16. heat capacity:  quantity of energy required to increase the temperature of a sample by 1 degree C (unit = cal/oC).
17. specific heat capacity:  quantity of energy required to increase the temperature of a 1 gram of sample by 1 degree C (unit = J/g.oC).
18. molar  heat capacity:   quantity of energy required to increase the temperature of a 1 mol of sample by 1 degree C (unit = J/mol.oC).
19. heat of fusion:  quantity of heat (thermal energy) required to melt 1 g of a solid at its melting point.
20. heat of vaporization:  quantity of heat (thermal energy) required to evaporate 1 g of a liquid at its boiling point.

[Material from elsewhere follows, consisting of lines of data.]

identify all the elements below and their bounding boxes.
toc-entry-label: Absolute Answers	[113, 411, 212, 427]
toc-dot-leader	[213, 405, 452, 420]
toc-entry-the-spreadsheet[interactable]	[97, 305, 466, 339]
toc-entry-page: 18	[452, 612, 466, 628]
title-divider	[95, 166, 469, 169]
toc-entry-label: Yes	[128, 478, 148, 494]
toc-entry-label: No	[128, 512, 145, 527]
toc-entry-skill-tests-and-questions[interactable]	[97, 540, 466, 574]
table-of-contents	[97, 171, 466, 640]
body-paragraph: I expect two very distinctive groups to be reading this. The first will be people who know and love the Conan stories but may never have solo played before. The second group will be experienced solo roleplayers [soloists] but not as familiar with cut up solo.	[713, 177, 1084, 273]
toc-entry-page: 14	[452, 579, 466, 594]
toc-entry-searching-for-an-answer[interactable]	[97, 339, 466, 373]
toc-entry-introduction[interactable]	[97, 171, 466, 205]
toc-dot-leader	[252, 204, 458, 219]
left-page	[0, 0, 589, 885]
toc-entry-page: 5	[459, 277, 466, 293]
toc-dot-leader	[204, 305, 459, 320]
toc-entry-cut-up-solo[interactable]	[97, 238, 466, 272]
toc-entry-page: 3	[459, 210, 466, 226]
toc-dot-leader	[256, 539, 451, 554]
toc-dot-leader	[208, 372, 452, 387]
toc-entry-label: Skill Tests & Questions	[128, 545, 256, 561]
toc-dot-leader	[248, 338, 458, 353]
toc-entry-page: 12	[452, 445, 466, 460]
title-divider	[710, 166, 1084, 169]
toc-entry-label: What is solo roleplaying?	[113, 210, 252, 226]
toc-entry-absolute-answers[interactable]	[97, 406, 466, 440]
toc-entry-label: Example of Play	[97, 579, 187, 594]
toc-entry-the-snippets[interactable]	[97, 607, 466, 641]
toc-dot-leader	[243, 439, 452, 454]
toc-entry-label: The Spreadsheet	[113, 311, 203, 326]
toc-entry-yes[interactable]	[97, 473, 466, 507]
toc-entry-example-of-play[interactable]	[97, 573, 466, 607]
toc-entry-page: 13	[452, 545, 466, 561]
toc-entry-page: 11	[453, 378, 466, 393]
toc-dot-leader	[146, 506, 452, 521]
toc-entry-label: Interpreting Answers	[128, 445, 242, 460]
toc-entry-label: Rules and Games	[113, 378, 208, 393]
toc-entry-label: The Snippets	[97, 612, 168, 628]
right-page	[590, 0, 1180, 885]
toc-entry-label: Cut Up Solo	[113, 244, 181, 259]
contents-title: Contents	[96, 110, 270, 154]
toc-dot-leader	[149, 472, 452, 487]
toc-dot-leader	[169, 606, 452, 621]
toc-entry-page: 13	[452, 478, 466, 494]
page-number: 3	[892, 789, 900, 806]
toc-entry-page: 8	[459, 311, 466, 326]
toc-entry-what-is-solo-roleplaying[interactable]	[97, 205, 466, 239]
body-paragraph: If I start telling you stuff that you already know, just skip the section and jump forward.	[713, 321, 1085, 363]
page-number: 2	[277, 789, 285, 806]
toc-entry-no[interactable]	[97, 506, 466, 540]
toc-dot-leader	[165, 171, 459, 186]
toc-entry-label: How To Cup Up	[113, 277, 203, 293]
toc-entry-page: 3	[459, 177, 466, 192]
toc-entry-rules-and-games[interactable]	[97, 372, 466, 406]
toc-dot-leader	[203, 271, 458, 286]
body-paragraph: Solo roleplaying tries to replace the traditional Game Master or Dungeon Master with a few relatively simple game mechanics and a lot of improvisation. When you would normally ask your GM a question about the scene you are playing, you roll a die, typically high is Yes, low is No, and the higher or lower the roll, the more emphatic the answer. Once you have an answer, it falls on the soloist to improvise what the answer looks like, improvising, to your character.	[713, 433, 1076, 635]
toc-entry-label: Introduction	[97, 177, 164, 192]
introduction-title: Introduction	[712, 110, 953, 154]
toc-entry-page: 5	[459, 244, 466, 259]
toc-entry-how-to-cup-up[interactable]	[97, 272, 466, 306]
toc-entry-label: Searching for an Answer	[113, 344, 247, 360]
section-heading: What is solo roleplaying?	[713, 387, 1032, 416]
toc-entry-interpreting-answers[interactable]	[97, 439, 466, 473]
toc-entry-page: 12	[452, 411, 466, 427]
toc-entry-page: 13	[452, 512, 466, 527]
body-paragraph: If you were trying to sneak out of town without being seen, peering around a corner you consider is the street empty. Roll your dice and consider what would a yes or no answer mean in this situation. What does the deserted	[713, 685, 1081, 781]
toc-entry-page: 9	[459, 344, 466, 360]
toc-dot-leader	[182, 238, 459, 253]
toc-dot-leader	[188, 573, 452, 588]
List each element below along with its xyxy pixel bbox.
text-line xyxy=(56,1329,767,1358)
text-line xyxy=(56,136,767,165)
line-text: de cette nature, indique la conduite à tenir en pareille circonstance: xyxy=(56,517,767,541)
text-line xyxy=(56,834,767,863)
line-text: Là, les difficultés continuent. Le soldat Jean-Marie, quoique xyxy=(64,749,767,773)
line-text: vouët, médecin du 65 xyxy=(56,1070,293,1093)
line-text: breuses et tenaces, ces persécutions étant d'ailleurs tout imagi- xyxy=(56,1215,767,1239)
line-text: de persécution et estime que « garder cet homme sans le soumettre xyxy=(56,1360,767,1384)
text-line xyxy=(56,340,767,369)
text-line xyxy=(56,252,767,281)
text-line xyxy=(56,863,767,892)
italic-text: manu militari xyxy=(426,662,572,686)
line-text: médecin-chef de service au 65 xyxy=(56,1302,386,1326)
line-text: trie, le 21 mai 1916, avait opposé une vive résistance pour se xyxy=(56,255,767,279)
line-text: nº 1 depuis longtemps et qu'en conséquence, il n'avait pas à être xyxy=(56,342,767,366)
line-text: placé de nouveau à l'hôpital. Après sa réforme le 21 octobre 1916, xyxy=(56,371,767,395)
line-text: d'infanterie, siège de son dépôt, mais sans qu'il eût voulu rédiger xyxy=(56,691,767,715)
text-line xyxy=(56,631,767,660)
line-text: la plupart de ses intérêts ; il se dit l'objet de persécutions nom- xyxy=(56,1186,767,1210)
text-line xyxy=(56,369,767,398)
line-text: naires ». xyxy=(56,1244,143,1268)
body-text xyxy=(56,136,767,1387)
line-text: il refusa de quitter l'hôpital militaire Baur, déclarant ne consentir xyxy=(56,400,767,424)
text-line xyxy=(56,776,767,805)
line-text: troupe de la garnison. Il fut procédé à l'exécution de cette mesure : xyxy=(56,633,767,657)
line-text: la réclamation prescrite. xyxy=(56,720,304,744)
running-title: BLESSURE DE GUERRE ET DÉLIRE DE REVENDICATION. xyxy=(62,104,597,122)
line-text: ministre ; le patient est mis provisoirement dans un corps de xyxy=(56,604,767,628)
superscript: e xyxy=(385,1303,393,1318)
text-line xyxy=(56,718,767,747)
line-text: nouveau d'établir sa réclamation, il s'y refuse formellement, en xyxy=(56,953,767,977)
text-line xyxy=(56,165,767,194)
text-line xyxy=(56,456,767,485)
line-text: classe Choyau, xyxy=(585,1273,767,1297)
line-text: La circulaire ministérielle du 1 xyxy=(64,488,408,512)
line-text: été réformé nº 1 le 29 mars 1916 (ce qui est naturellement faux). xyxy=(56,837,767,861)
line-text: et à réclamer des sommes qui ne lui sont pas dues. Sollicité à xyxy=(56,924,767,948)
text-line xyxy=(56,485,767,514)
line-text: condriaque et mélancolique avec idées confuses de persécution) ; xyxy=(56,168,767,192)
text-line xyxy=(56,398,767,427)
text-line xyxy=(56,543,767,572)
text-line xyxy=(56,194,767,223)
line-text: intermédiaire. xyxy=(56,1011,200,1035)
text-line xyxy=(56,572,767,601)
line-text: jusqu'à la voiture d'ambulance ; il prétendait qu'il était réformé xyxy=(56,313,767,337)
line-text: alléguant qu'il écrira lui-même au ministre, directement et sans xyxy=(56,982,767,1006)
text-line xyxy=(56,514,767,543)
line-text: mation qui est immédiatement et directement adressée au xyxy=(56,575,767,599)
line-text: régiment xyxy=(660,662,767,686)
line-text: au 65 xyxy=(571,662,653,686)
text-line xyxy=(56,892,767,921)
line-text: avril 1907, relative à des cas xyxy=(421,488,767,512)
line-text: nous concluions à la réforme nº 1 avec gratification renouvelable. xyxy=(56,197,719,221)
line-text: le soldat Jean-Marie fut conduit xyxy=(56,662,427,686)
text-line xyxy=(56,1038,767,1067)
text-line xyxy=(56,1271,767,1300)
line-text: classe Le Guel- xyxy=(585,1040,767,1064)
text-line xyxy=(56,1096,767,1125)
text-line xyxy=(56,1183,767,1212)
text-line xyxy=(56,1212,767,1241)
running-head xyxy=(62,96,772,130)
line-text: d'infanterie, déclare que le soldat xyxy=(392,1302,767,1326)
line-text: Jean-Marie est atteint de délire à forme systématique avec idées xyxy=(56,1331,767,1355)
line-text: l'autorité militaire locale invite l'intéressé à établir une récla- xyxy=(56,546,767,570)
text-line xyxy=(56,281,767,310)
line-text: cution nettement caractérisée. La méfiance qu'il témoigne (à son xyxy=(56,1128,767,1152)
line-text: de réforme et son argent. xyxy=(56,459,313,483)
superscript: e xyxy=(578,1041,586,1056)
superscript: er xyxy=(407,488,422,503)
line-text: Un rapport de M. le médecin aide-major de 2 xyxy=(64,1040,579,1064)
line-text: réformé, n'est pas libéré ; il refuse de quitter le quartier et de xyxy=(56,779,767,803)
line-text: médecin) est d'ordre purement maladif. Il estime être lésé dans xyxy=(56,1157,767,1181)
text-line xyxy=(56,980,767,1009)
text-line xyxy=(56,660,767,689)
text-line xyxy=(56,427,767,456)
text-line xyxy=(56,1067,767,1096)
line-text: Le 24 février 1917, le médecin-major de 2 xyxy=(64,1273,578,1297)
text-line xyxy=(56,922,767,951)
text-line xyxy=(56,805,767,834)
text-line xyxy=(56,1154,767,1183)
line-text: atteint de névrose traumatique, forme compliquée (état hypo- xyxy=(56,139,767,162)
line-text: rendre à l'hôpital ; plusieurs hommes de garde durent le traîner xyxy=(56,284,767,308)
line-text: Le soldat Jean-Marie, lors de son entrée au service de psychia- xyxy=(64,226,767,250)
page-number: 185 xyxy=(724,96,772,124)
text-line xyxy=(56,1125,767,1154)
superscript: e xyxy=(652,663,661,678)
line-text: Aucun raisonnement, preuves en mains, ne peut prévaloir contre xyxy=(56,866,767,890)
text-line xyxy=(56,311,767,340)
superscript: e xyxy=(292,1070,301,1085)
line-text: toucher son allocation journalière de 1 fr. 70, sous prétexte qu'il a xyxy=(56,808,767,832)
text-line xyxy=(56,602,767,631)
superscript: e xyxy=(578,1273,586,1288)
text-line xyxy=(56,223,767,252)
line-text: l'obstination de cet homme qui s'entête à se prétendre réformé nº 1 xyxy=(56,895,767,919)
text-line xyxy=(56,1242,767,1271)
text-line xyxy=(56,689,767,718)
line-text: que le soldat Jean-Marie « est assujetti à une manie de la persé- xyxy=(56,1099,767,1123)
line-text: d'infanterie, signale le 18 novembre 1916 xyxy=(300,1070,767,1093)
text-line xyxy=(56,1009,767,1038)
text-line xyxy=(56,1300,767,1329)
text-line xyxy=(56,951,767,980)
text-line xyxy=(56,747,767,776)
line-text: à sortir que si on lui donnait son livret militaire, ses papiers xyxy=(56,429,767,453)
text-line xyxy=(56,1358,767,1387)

21. Endothermic: a process in which thermal energy must be transferred into a thermodynamic system in order to maintain constant temperature
22. Exothermic: a process in which thermal energy must be transferred out of  a thermodynamic system in order to maintain constant temperature
23. Internal Energy (E): the total energy of a system; the sum of the individual energies of all substances in the system; the sum of the kinetic and potential energies of all substances in a system.
24. First Law of Thermodynamics: Δ E = E2 - E1 = q + W = q - PΔV for PV work of gases. OR  Δ Euniv = Δ Esys + Δ Esurr = 0
25. Enthalpy (H): H = E + PV
26. Change in Enthalpy: Δ H = H2 - H1 = qp, where qp is the heat change at constant pressure. The quantity of thermal energy into a system at constant pressure.
27. Bond Dissociation Energy (Bond Enthalpy):  The energy required to break a bond between two atoms in a molecule in the gaseous state to produce atoms in the gaseous state
28. Hess's Law
29. Standard State:  the pure form of a substance at standard pressure (1 bar), or for a solute at a concentration of 1 M.  (Note:  The standard state of H2O can be pure water at solid, liquid, or gaseous water - all pure water - at 1 bar).
30. Standard reaction enthapy (Δ H0):  The reaction enthalpy when reactants in their standard state change into products in their standard state (many tables have data fro 250C for convenience only since the temperature is not defined for the standard state..   Note following:
• Δ H0 will differ in combustion reactions, for example, depending on if pure water in the liquid or gaseous state at 1 bar is produced.
• Δ H0'  is used for biological reactions in aqueous solutions (at 1 bar), when all reactants and products are at 1 M concentration except
H+ = 1 x 10-7M,  since most biological reactions occur around pH 7 when H+   = H3O+ = 10-7 M (pH 7.0).
31. Standard enthalpy of formation (Δ Hf0):  The standard reaction enthalpy per mole of substance for the synthesis of a compound from pure elements in their most stable state at 1 bar and at a specified temperature.
32. Standard enthalpy of combustion (Δ Hc0):  The standard reaction enthalpy per mole of substance for the complete combustion of a compound under standard condition (standard state and 1 bar).